Under ordinary circumstances, an enemy’s basic intentions are clear: kill or be killed, whether on the front lines of battle or in the red waters of the free market. Far from easy to execute, but fairly easy to understand. But what’s a strategist to do when his own forces become so wedded to mediocrity and self preservation that they become cultural norms? When accountability itself becomes the enemy to progress? Where any steps taken to bolster accountability are institutionally thwarted, with a little help from labor unions and pro-employee federal policies?
With these challenges in mind, the Department of Veterans Affairs’ problems don’t start at the top with the secretary. Nor do the problems begin with the frontline clinical and administrative staff. They start with “the Middle” and propagate upward and downward along the lines of accountability that are to be shared at all levels. For that reason, the Middle is not just a problem, but will perhaps be the most serious problem that awaits the Trump administration’s pick for VA secretary.
The Middle, a reference to the mid-level management tiers of VA, best demonstrates what happens when authority and accountability diverge, thus fostering an environment ripe for plausible deniability when things go wrong. Most of the public and too many in our government don’t understand how the VA healthcare structure is set up and how this structure has essentially abetted plausible deniability at certain levels.
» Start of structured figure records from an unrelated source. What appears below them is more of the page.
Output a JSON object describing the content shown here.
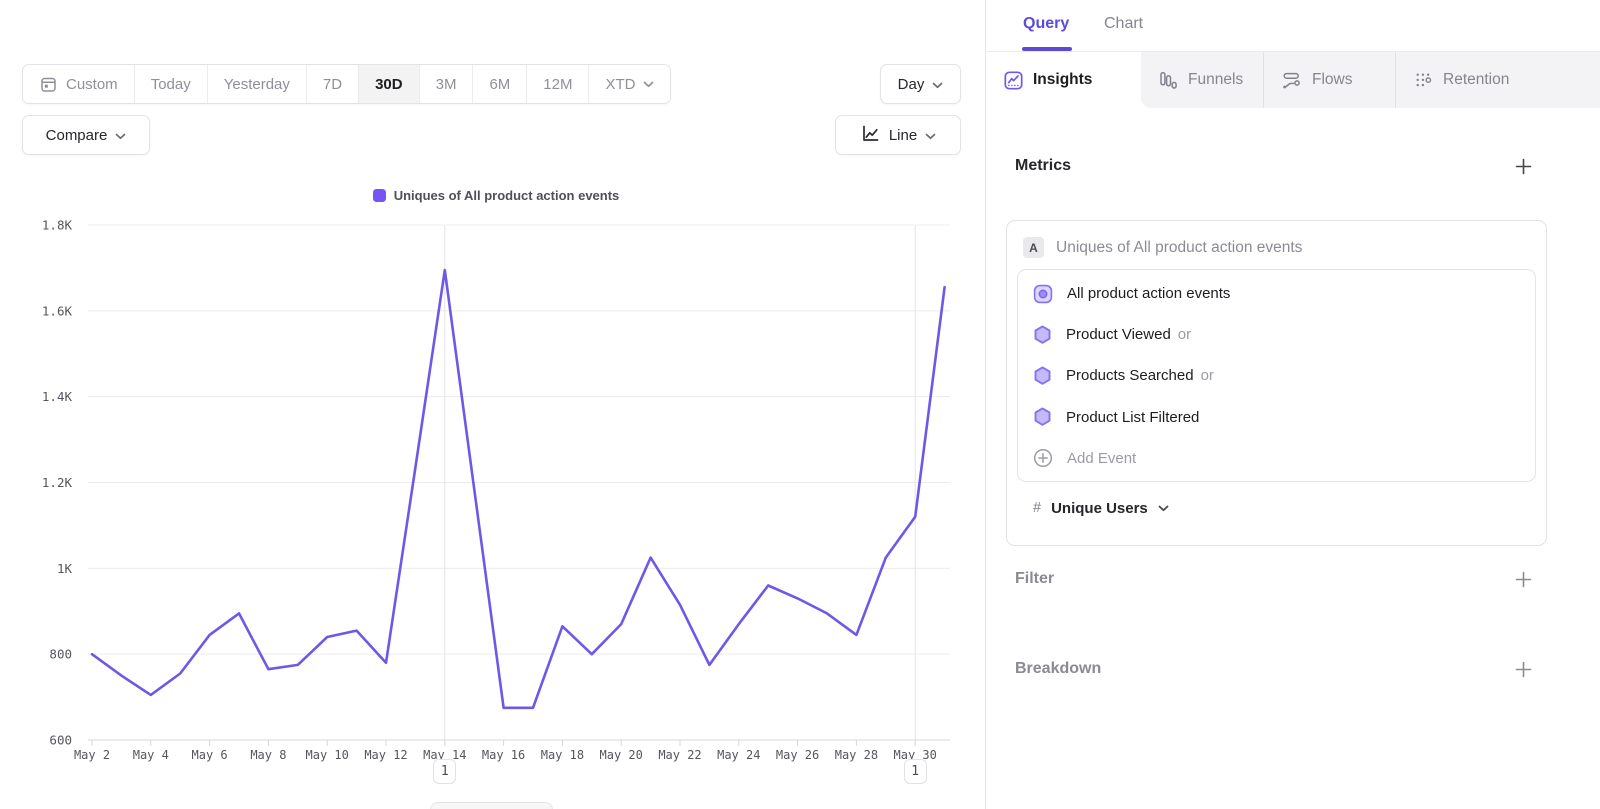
{
  "toolbar": {
    "date_ranges": [
      {
        "label": "Custom",
        "icon": "calendar-icon"
      },
      {
        "label": "Today"
      },
      {
        "label": "Yesterday"
      },
      {
        "label": "7D"
      },
      {
        "label": "30D",
        "active": true
      },
      {
        "label": "3M"
      },
      {
        "label": "6M"
      },
      {
        "label": "12M"
      },
      {
        "label": "XTD",
        "chevron": true
      }
    ],
    "granularity": {
      "label": "Day"
    },
    "compare": {
      "label": "Compare"
    },
    "chart_type": {
      "label": "Line",
      "icon": "line-chart-icon"
    }
  },
  "chart_data": {
    "type": "line",
    "legend": "Uniques of All product action events",
    "line_color": "#6e58e8",
    "x": [
      "May 2",
      "May 3",
      "May 4",
      "May 5",
      "May 6",
      "May 7",
      "May 8",
      "May 9",
      "May 10",
      "May 11",
      "May 12",
      "May 13",
      "May 14",
      "May 15",
      "May 16",
      "May 17",
      "May 18",
      "May 19",
      "May 20",
      "May 21",
      "May 22",
      "May 23",
      "May 24",
      "May 25",
      "May 26",
      "May 27",
      "May 28",
      "May 29",
      "May 30",
      "May 31"
    ],
    "values": [
      800,
      750,
      705,
      755,
      845,
      895,
      765,
      775,
      840,
      855,
      780,
      1235,
      1695,
      1185,
      675,
      675,
      865,
      800,
      870,
      1025,
      915,
      775,
      870,
      960,
      930,
      895,
      845,
      1025,
      1120,
      1655
    ],
    "ylim": [
      600,
      1800
    ],
    "ytick_values": [
      600,
      800,
      1000,
      1200,
      1400,
      1600,
      1800
    ],
    "ytick_labels": [
      "600",
      "800",
      "1K",
      "1.2K",
      "1.4K",
      "1.6K",
      "1.8K"
    ],
    "xtick_every": 2,
    "grid": true,
    "legend_position": "top-center",
    "annotations": [
      {
        "label": "1",
        "x": "May 14"
      },
      {
        "label": "1",
        "x": "May 30"
      }
    ]
  },
  "panel": {
    "tabs": [
      {
        "label": "Query",
        "active": true
      },
      {
        "label": "Chart",
        "active": false
      }
    ],
    "report_tabs": [
      {
        "label": "Insights",
        "icon": "insights-icon",
        "active": true
      },
      {
        "label": "Funnels",
        "icon": "funnels-icon",
        "active": false
      },
      {
        "label": "Flows",
        "icon": "flows-icon",
        "active": false
      },
      {
        "label": "Retention",
        "icon": "retention-icon",
        "active": false
      }
    ],
    "metrics": {
      "heading": "Metrics",
      "add_label": "+",
      "series_badge": "A",
      "series_title": "Uniques of All product action events",
      "events": [
        {
          "icon": "custom-event-icon",
          "label": "All product action events",
          "suffix": ""
        },
        {
          "icon": "event-hexagon-icon",
          "label": "Product Viewed",
          "suffix": "or"
        },
        {
          "icon": "event-hexagon-icon",
          "label": "Products Searched",
          "suffix": "or"
        },
        {
          "icon": "event-hexagon-icon",
          "label": "Product List Filtered",
          "suffix": ""
        },
        {
          "icon": "add-circle-icon",
          "label": "Add Event",
          "suffix": "",
          "muted": true
        }
      ],
      "aggregation": {
        "prefix": "#",
        "label": "Unique Users"
      }
    },
    "sections": [
      {
        "heading": "Filter",
        "add_label": "+"
      },
      {
        "heading": "Breakdown",
        "add_label": "+"
      }
    ]
  }
}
All 1,233 VA healthcare facilities, including 168 medical centers and 1,053 outpatient sites of care, according to VA, fall within the jurisdiction of a Veteran Integrated System Network, or VISN, of which there are 21. Those VISNs are managed by directors and other senior managers who control the funding and are supposed to oversee the performance for the VA facilities and providers under their respective auspices. This structure was intended to decentralize decision-making authority and integrate the facilities to develop an interdependent system of care.
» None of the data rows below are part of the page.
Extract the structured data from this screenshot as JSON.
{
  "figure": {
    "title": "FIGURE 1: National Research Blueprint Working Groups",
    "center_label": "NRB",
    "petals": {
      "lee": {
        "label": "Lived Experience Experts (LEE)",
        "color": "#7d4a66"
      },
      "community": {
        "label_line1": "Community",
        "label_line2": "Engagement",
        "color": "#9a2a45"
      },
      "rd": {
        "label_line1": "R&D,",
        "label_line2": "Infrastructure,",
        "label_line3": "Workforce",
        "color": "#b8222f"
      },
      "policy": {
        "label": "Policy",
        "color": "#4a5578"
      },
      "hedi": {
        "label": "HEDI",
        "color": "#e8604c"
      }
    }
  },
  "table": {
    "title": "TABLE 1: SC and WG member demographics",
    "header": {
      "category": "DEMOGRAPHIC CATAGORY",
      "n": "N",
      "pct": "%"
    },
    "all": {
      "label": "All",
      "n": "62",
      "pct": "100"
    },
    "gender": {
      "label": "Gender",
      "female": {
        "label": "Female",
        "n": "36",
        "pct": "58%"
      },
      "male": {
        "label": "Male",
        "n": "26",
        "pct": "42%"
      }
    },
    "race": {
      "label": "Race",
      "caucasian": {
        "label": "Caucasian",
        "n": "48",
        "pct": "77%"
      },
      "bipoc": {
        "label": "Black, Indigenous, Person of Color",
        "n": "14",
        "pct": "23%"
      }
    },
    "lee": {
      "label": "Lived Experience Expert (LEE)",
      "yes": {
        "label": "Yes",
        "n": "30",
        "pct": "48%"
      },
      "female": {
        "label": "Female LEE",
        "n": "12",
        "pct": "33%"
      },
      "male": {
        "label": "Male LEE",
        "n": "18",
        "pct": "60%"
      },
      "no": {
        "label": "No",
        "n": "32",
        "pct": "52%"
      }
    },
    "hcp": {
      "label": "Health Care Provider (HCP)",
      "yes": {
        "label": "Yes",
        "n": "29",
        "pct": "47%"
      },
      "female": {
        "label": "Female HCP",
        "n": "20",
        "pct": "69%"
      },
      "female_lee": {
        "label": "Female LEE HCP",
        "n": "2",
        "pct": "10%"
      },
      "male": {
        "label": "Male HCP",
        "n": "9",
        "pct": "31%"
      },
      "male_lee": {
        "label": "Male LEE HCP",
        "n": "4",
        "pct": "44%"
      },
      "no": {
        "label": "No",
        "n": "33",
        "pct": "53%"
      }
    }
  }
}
Over-decentralization occurred over time though, spurring rapid growth in the total number VISN staff nationwide, which only called for 220 in 1995. In fiscal year 2011, the combined total number of VISN employees had climbed to 1,340, a 509% increase, while bedside clinician and nurse staffing in specialized VA services eventually plateaued then fell behind demand. The VA failed to adjust by not appealing for more resources from Congress that would have enabled the department to scale its critical healthcare operations to actual demand, particularly in specialized services such as spinal cord injury and disorder care and inpatient mental health. The results now speak for themselves.
Consequently, VA is left schlepping an overpaid, overstaffed, and underworked layer of middle-level management that has enjoyed relative anonymity whenever scandals hit the headlines. These offices’ limited capacity to provide close managerial oversight means that the VA medical centers in their networks are free to undertake activities, such as deviation from policies, without the approval or even knowledge in some cases of the VISN offices and Veterans Health Administration central office. To make matters worse, VHA central office suffers its own issues as a result of the yawning chasm lying between its policy and operation functions, an extension of the Middle in terms of diffused accountability.
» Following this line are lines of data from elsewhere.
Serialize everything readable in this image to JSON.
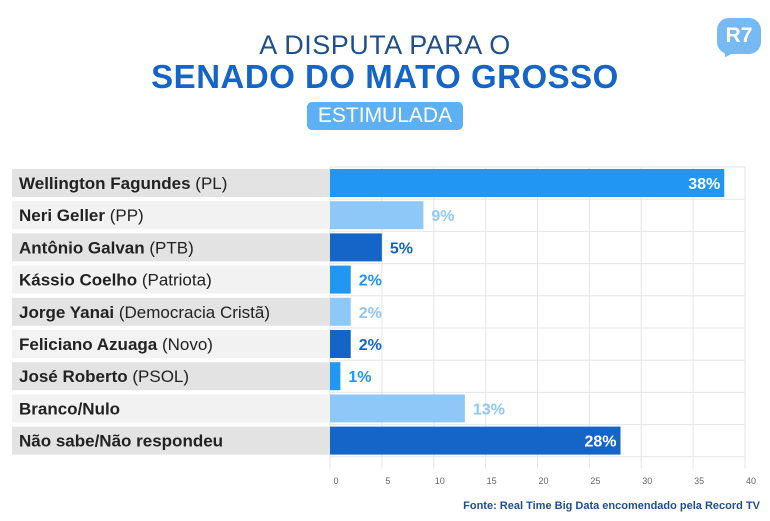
{
  "header": {
    "title_line1": "A DISPUTA PARA O",
    "title_line2": "SENADO DO MATO GROSSO",
    "subtitle": "ESTIMULADA",
    "logo": "R7"
  },
  "colors": {
    "dark_blue": "#1565c8",
    "medium_blue": "#2196f3",
    "light_blue": "#8dc8f8",
    "label_bg_dark": "#e3e3e3",
    "label_bg_light": "#f2f2f2"
  },
  "chart_data": {
    "type": "bar",
    "orientation": "horizontal",
    "categories": [
      {
        "name": "Wellington Fagundes",
        "party": "(PL)"
      },
      {
        "name": "Neri Geller",
        "party": "(PP)"
      },
      {
        "name": "Antônio Galvan",
        "party": "(PTB)"
      },
      {
        "name": "Kássio Coelho",
        "party": "(Patriota)"
      },
      {
        "name": "Jorge Yanai",
        "party": "(Democracia Cristã)"
      },
      {
        "name": "Feliciano Azuaga",
        "party": "(Novo)"
      },
      {
        "name": "José Roberto",
        "party": "(PSOL)"
      },
      {
        "name": "Branco/Nulo",
        "party": ""
      },
      {
        "name": "Não sabe/Não respondeu",
        "party": ""
      }
    ],
    "values": [
      38,
      9,
      5,
      2,
      2,
      2,
      1,
      13,
      28
    ],
    "value_labels": [
      "38%",
      "9%",
      "5%",
      "2%",
      "2%",
      "2%",
      "1%",
      "13%",
      "28%"
    ],
    "bar_colors": [
      "#2196f3",
      "#8dc8f8",
      "#1565c8",
      "#2196f3",
      "#8dc8f8",
      "#1565c8",
      "#2196f3",
      "#8dc8f8",
      "#1565c8"
    ],
    "xlim": [
      0,
      40
    ],
    "xticks": [
      0,
      5,
      10,
      15,
      20,
      25,
      30,
      35,
      40
    ],
    "grid": true
  },
  "footer": {
    "source": "Fonte: Real Time Big Data encomendado pela Record TV"
  }
}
So when the scandals at the Phoenix, Tomah, and other VA facilities had hit the news, it reportedly “surprised” VA senior leadership. The public channeled its outrage toward the facilities involved and the VA secretary, and rightfully so. We know the names of former Phoenix VA director Sharon Helman, who eventually pled guilty to unethical practices. We’re also well familiar with the illegal pharmaceutical practices of Dr. David Houlihan, Tomah VA’s so-called “Candy Man.” But the public and media don’t know the VISN directors or the lower-level VHA central office officials involved at the secondary and tertiary levels of responsibility, who collected paychecks, and probably bonuses, despite their highly publicized failures of leadership in those cases.
What VA needs is a leader who either comes from within its own ranks or at least has worked with VA long and close enough to know where the bones are buried. One who will have the insight and confidence to make badly needed, likely unpopular changes, starting with drastically downsizing the VISNs, consolidating policy and operation functions at VA central office, and converting as many administrative functions to clinical positions as possible in understaffed VA hospitals. More importantly, VA needs a leader who won’t have to rely on the counsel of career bureaucrats who are content to simply wait out another wave of congressional scrutiny and public backlash; bureaucrats who are willing to suffer yet another new secretary’s short-term, superficial solutions to fixing VA until the next election.
Hopefully, that someone will understand that the problems VA suffers are not sitting out in the open, where it’s been easy for the public, media, and politicians to whack it like a piñata with every new headline. The problems comfortably lie in the interstices of a huge bureaucracy, where moral hazard and complacency fester, hiding in blind spots and behind the good works of the thousands of federal employees who work hard and are fed up with those who hardly work.
Whether this leader exists remains to be seen.